This statement has several flaws.
Snow crabs will eat almost anything they can catch and break open with their claws, including fish, shrimp, crabs, worms, clams, brittle stars, snails, algae, and sponges. They will also scavenge on anything dead they find.
People used to think that lobsters were scavengers and ate primarily dead things. However, researchers have discovered that lobsters catch mainly fresh food (except for bait) which includes fish, crabs, clams, mussels, sea urchins, and sometimes even other lobsters!
Juvenile and adult shrimp are omnivorous, feeding on copepods, small mollusks, diatoms, algae, plant detritus, bacterial films, slime molds, and yeast.

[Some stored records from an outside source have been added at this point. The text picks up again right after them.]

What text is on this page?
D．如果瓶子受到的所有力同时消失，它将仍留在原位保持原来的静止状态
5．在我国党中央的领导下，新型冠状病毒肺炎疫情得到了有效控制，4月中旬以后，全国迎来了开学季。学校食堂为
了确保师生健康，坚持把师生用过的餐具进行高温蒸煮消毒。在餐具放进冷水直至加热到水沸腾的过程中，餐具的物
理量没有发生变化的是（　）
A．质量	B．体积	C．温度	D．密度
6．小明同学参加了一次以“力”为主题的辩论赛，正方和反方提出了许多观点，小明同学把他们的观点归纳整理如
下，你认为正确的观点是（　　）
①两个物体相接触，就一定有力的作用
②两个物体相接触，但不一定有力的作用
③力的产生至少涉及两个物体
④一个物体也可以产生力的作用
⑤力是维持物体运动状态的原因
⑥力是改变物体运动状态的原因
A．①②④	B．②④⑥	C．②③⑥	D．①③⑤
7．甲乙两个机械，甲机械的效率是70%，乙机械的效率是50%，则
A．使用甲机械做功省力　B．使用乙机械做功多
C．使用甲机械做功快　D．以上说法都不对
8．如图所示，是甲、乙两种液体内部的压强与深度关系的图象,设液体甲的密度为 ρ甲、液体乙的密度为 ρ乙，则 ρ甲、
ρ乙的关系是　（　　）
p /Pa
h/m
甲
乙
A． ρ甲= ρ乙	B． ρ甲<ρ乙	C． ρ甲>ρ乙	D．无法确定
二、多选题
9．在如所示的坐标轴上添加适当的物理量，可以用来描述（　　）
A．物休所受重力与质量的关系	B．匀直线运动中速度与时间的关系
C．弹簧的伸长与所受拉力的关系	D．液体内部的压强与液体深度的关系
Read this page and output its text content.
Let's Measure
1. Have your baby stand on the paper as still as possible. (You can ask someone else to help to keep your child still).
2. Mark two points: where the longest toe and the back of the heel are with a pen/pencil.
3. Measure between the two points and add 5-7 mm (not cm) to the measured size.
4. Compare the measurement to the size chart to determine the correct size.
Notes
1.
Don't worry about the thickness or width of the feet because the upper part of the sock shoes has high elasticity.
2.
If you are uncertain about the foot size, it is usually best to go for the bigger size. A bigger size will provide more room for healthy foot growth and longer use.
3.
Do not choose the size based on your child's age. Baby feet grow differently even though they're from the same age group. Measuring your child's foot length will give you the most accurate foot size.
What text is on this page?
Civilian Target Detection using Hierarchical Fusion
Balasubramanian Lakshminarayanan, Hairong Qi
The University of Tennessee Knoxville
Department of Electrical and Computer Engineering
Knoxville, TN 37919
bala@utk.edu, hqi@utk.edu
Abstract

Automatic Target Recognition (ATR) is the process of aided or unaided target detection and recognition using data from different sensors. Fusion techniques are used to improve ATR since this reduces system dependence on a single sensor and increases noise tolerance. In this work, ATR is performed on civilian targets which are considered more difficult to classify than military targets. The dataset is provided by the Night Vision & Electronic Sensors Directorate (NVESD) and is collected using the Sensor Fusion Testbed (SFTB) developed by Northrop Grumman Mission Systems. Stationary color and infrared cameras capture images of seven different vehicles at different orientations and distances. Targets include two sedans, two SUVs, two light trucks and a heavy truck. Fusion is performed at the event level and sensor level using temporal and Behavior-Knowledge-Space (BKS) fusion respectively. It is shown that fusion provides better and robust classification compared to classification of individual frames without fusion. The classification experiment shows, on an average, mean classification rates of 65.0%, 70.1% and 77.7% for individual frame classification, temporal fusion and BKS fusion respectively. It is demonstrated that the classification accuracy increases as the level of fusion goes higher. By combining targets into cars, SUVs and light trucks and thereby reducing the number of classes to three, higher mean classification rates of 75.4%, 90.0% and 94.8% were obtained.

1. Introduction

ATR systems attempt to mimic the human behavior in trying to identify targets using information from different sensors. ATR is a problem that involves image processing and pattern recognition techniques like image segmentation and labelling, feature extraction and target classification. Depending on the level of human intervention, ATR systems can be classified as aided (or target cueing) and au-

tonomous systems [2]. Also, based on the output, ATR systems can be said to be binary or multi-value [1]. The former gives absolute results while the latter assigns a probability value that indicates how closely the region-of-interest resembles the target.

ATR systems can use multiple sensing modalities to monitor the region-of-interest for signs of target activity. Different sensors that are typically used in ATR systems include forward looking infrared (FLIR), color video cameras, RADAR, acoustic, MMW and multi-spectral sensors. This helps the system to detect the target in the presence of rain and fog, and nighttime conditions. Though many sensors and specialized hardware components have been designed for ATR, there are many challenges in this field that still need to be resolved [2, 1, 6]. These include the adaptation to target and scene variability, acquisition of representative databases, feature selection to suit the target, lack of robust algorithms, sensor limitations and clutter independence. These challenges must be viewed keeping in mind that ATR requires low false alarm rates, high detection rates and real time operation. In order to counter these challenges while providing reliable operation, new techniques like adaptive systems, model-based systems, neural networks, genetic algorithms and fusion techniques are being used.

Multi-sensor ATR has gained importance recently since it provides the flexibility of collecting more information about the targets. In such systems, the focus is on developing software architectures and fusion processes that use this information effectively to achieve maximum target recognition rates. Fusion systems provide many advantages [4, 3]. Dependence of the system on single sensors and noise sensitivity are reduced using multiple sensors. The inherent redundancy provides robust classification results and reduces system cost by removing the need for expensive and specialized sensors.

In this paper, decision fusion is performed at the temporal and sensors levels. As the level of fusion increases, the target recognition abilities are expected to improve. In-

Besides being seafood, oysters make waters healthier. Because oysters feed by filtering algae from the water, they function as a natural filter and improve water overloaded with nutrients.
Growing clams requires no feed – they filter phytoplankton directly from the water column.
Eating the dead is a common and very beneficial strategy in animal life on this planet. All of the above came from the NOAA Fisheries website.
There is nothing about these animal's diets that would make them prone to die-offs. And this IS the first time a population crash like this has been observed in these animals.
You're the second poster here who doesn't know how to spell Bering. And you have NO basis your your contention.
Three points: 1) Snow crabs survived on Earth over a 100 million years before getting fed by garbage dumps from trawlers. 2) The percentage of the snow crab population that was intermittently fed by trawlers is microscopic. 3) The period when fishing trawlers stopped working also marks a period when snow crabbers stopped working.